When you file bankruptcy, all of your property becomes part of the bankruptcy estate. The property is then subject to the supervision of the Court and trustee while your case is open. Disclosure of ALL property is required if you expect to be relieved of your debts.
When a debtor files a bankruptcy petition, 11 U.S.C. § 541(a), provides that an “estate” is automatically established comprising all legal or equitable property interests of the debtor, with limited exceptions (ERISA qualified 401(k) accounts are not property of the estate). In addition to property currently in possession of the debtor, the estate consists of property the debtor obtains within 180 days after commencement of the case.

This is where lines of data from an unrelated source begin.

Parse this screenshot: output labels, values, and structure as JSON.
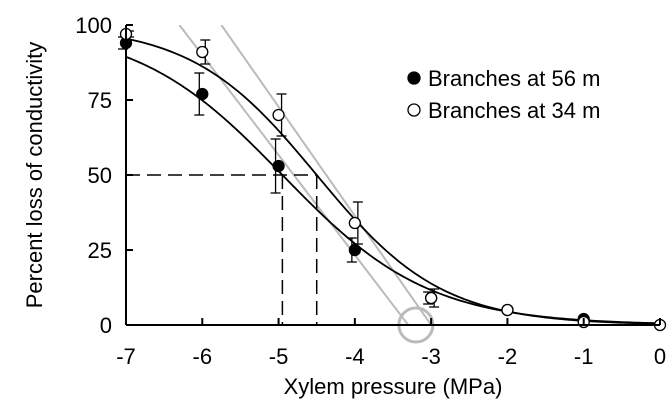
{
  "chart_data": {
    "type": "scatter",
    "xlabel": "Xylem pressure (MPa)",
    "ylabel": "Percent loss of conductivity",
    "xlim": [
      -7,
      0
    ],
    "ylim": [
      0,
      100
    ],
    "x_ticks": [
      -7,
      -6,
      -5,
      -4,
      -3,
      -2,
      -1,
      0
    ],
    "y_ticks": [
      0,
      25,
      50,
      75,
      100
    ],
    "x_tick_labels": [
      "-7",
      "-6",
      "-5",
      "-4",
      "-3",
      "-2",
      "-1",
      "0"
    ],
    "y_tick_labels": [
      "0",
      "25",
      "50",
      "75",
      "100"
    ],
    "grid": false,
    "legend_position": "top-right",
    "series": [
      {
        "name": "Branches at 56 m",
        "marker": "filled-circle",
        "x": [
          -7,
          -6,
          -5,
          -4,
          -3,
          -2,
          -1
        ],
        "y": [
          94,
          77,
          53,
          25,
          9,
          5,
          2
        ],
        "error": [
          2,
          7,
          9,
          4,
          2,
          0,
          0
        ],
        "fit_P50": -4.95,
        "fit_slope": 0.52
      },
      {
        "name": "Branches at 34 m",
        "marker": "open-circle",
        "x": [
          -7,
          -6,
          -5,
          -4,
          -3,
          -2,
          -1,
          0
        ],
        "y": [
          97,
          91,
          70,
          34,
          9,
          5,
          1,
          0
        ],
        "error": [
          1,
          4,
          7,
          7,
          3,
          0,
          0,
          0
        ],
        "fit_P50": -4.5,
        "fit_slope": 0.61
      }
    ],
    "reference_lines": {
      "y": 50,
      "x": [
        -4.95,
        -4.5
      ]
    },
    "tangent_lines": [
      {
        "x": [
          -6.3,
          -3.3
        ],
        "y": [
          100,
          0
        ]
      },
      {
        "x": [
          -5.75,
          -3.0
        ],
        "y": [
          100,
          0
        ]
      }
    ],
    "highlight": {
      "x": -3.2,
      "y": 0
    },
    "colors": {
      "fit_curve": "#000000",
      "tangent": "#bbbbbb",
      "highlight": "#bbbbbb",
      "axis": "#000000"
    }
  }
}
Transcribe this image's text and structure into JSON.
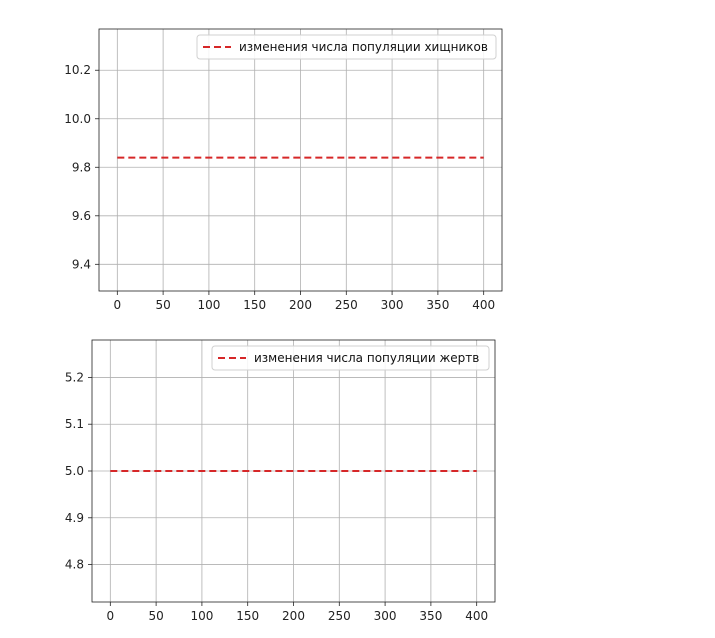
{
  "chart_data": [
    {
      "type": "line",
      "title": "",
      "xlabel": "",
      "ylabel": "",
      "xlim": [
        -20,
        420
      ],
      "ylim": [
        9.29,
        10.37
      ],
      "x_ticks": [
        0,
        50,
        100,
        150,
        200,
        250,
        300,
        350,
        400
      ],
      "y_ticks": [
        9.4,
        9.6,
        9.8,
        10.0,
        10.2
      ],
      "x_tick_labels": [
        "0",
        "50",
        "100",
        "150",
        "200",
        "250",
        "300",
        "350",
        "400"
      ],
      "y_tick_labels": [
        "9.4",
        "9.6",
        "9.8",
        "10.0",
        "10.2"
      ],
      "grid": true,
      "legend_position": "top-right",
      "series": [
        {
          "name": "изменения числа популяции хищников",
          "color": "#d62728",
          "style": "dashed",
          "x": [
            0,
            50,
            100,
            150,
            200,
            250,
            300,
            350,
            400
          ],
          "y": [
            9.84,
            9.84,
            9.84,
            9.84,
            9.84,
            9.84,
            9.84,
            9.84,
            9.84
          ]
        }
      ]
    },
    {
      "type": "line",
      "title": "",
      "xlabel": "",
      "ylabel": "",
      "xlim": [
        -20,
        420
      ],
      "ylim": [
        4.72,
        5.28
      ],
      "x_ticks": [
        0,
        50,
        100,
        150,
        200,
        250,
        300,
        350,
        400
      ],
      "y_ticks": [
        4.8,
        4.9,
        5.0,
        5.1,
        5.2
      ],
      "x_tick_labels": [
        "0",
        "50",
        "100",
        "150",
        "200",
        "250",
        "300",
        "350",
        "400"
      ],
      "y_tick_labels": [
        "4.8",
        "4.9",
        "5.0",
        "5.1",
        "5.2"
      ],
      "grid": true,
      "legend_position": "top-right",
      "series": [
        {
          "name": "изменения числа популяции жертв",
          "color": "#d62728",
          "style": "dashed",
          "x": [
            0,
            50,
            100,
            150,
            200,
            250,
            300,
            350,
            400
          ],
          "y": [
            5.0,
            5.0,
            5.0,
            5.0,
            5.0,
            5.0,
            5.0,
            5.0,
            5.0
          ]
        }
      ]
    }
  ]
}
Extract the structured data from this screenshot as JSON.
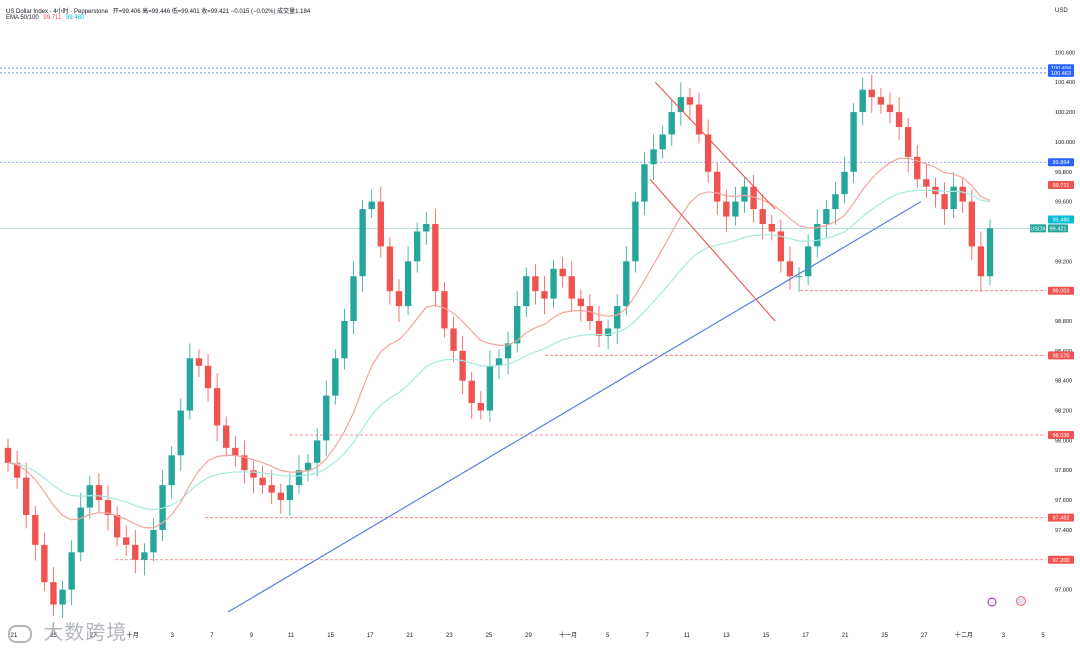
{
  "header": {
    "title": "US Dollar Index · 4小时 · Pepperstone",
    "ohlc": "开=99.406  高=99.446  低=99.401  收=99.421  −0.015 (−0.02%)  成交量1.184",
    "ema_label": "EMA 50/100",
    "ema50_value": "99.711",
    "ema100_value": "99.480"
  },
  "axis_unit": "USD",
  "watermark": "大数跨境",
  "colors": {
    "up": "#26a69a",
    "down": "#ef5350",
    "ema50": "#f4a49a",
    "ema100": "#a6eadf",
    "trendline": "#5b7fe0",
    "channel": "#ef5350",
    "level": "#ef5350",
    "resistance": "#5b7fe0",
    "current": "#26a69a"
  },
  "chart_data": {
    "type": "candlestick",
    "title": "US Dollar Index",
    "ylabel": "USD",
    "ylim": [
      96.85,
      100.75
    ],
    "x_tick_labels": [
      "21",
      "25",
      "27",
      "十月",
      "3",
      "7",
      "9",
      "11",
      "15",
      "17",
      "21",
      "23",
      "25",
      "29",
      "十一月",
      "5",
      "7",
      "11",
      "13",
      "15",
      "17",
      "21",
      "25",
      "27",
      "十二月",
      "3",
      "5"
    ],
    "y_tick_labels": [
      "100.600",
      "100.400",
      "100.200",
      "100.000",
      "99.800",
      "99.600",
      "99.200",
      "98.800",
      "98.600",
      "98.400",
      "98.200",
      "98.000",
      "97.800",
      "97.600",
      "97.400",
      "97.000"
    ],
    "key_levels": [
      {
        "value": 100.494,
        "label": "100.494",
        "color": "#2962ff",
        "style": "dotted"
      },
      {
        "value": 100.463,
        "label": "100.463",
        "color": "#2962ff",
        "style": "dotted"
      },
      {
        "value": 99.864,
        "label": "99.864",
        "color": "#2962ff",
        "style": "dotted"
      },
      {
        "value": 99.711,
        "label": "99.711",
        "color": "#ef5350",
        "style": "tag"
      },
      {
        "value": 99.48,
        "label": "99.480",
        "color": "#00bcd4",
        "style": "tag"
      },
      {
        "value": 99.421,
        "label": "99.421",
        "color": "#26a69a",
        "style": "solid",
        "prefix": "USDX"
      },
      {
        "value": 99.003,
        "label": "99.003",
        "color": "#ef5350",
        "style": "dashed"
      },
      {
        "value": 98.57,
        "label": "98.570",
        "color": "#ef5350",
        "style": "dashed"
      },
      {
        "value": 98.036,
        "label": "98.036",
        "color": "#ef5350",
        "style": "dashed"
      },
      {
        "value": 97.482,
        "label": "97.482",
        "color": "#ef5350",
        "style": "dashed"
      },
      {
        "value": 97.2,
        "label": "97.200",
        "color": "#ef5350",
        "style": "dashed"
      }
    ],
    "trendline": {
      "from": [
        0.215,
        96.85
      ],
      "to": [
        0.88,
        99.6
      ]
    },
    "channel": {
      "upper": {
        "from": [
          0.625,
          100.4
        ],
        "to": [
          0.74,
          99.55
        ]
      },
      "lower": {
        "from": [
          0.62,
          99.75
        ],
        "to": [
          0.74,
          98.8
        ]
      }
    },
    "closes": [
      97.85,
      97.75,
      97.5,
      97.3,
      97.05,
      96.9,
      97.0,
      97.25,
      97.55,
      97.7,
      97.6,
      97.5,
      97.35,
      97.3,
      97.2,
      97.25,
      97.4,
      97.7,
      97.9,
      98.2,
      98.55,
      98.5,
      98.35,
      98.1,
      97.95,
      97.9,
      97.8,
      97.75,
      97.7,
      97.65,
      97.6,
      97.7,
      97.8,
      97.85,
      98.0,
      98.3,
      98.55,
      98.8,
      99.1,
      99.55,
      99.6,
      99.3,
      99.0,
      98.9,
      99.2,
      99.4,
      99.45,
      99.0,
      98.75,
      98.6,
      98.4,
      98.25,
      98.2,
      98.5,
      98.55,
      98.65,
      98.9,
      99.1,
      99.0,
      98.95,
      99.15,
      99.1,
      98.95,
      98.9,
      98.8,
      98.7,
      98.75,
      98.9,
      99.2,
      99.6,
      99.85,
      99.95,
      100.05,
      100.2,
      100.3,
      100.25,
      100.05,
      99.8,
      99.6,
      99.5,
      99.6,
      99.7,
      99.55,
      99.45,
      99.4,
      99.2,
      99.1,
      99.1,
      99.3,
      99.45,
      99.55,
      99.65,
      99.8,
      100.2,
      100.35,
      100.3,
      100.25,
      100.2,
      100.1,
      99.9,
      99.75,
      99.7,
      99.65,
      99.55,
      99.7,
      99.6,
      99.3,
      99.1,
      99.421
    ]
  }
}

Examples are property from an inheritance, life insurance or divorce settlements or “[a]ny interest in property that the estate acquires after the commencement of the case.” 11 U.S.C. § 541(a)(7). Once the estate is created and nonexempt property identified, it is the Trustee’s responsibility to liquidate all nonexempt assets and disburse proceeds to creditors. Don’t be alarmed, many people file for bankruptcy and retain all of their assets through the process including homes and cars.
As part of this process, a Trustee reviews bankruptcy petitions closely to locate nonexempt assets listed as exempt and inconsistencies in identifying or failing to identify interests in property and determine whether the debtor violated his or her duty to disclose all assets. Consequently, even if property is exempt, such as interest in a pension or IRA, it must be listed on the bankruptcy petition. Failure to disclose assets could result in greater scrutiny by the Trustee or a denial of a discharge. I often advise debtors that the most important thing a Trustee considers in reviewing a bankruptcy petition is fraud, not in the traditional definition of the term, but actions or inactions by debtors that raise a red flag. Once that red flag has been raised, every action or inaction by the debtor will come under greater scrutiny by the Trustee. If a bankruptcy filing is necessary to obtain a fresh start and eliminate the burdens of past debt, it is not worth risking a discharge to protect one asset as the risk of losing much more if a discharge is denied and creditors obtain judgements to garnish wages or bank accounts.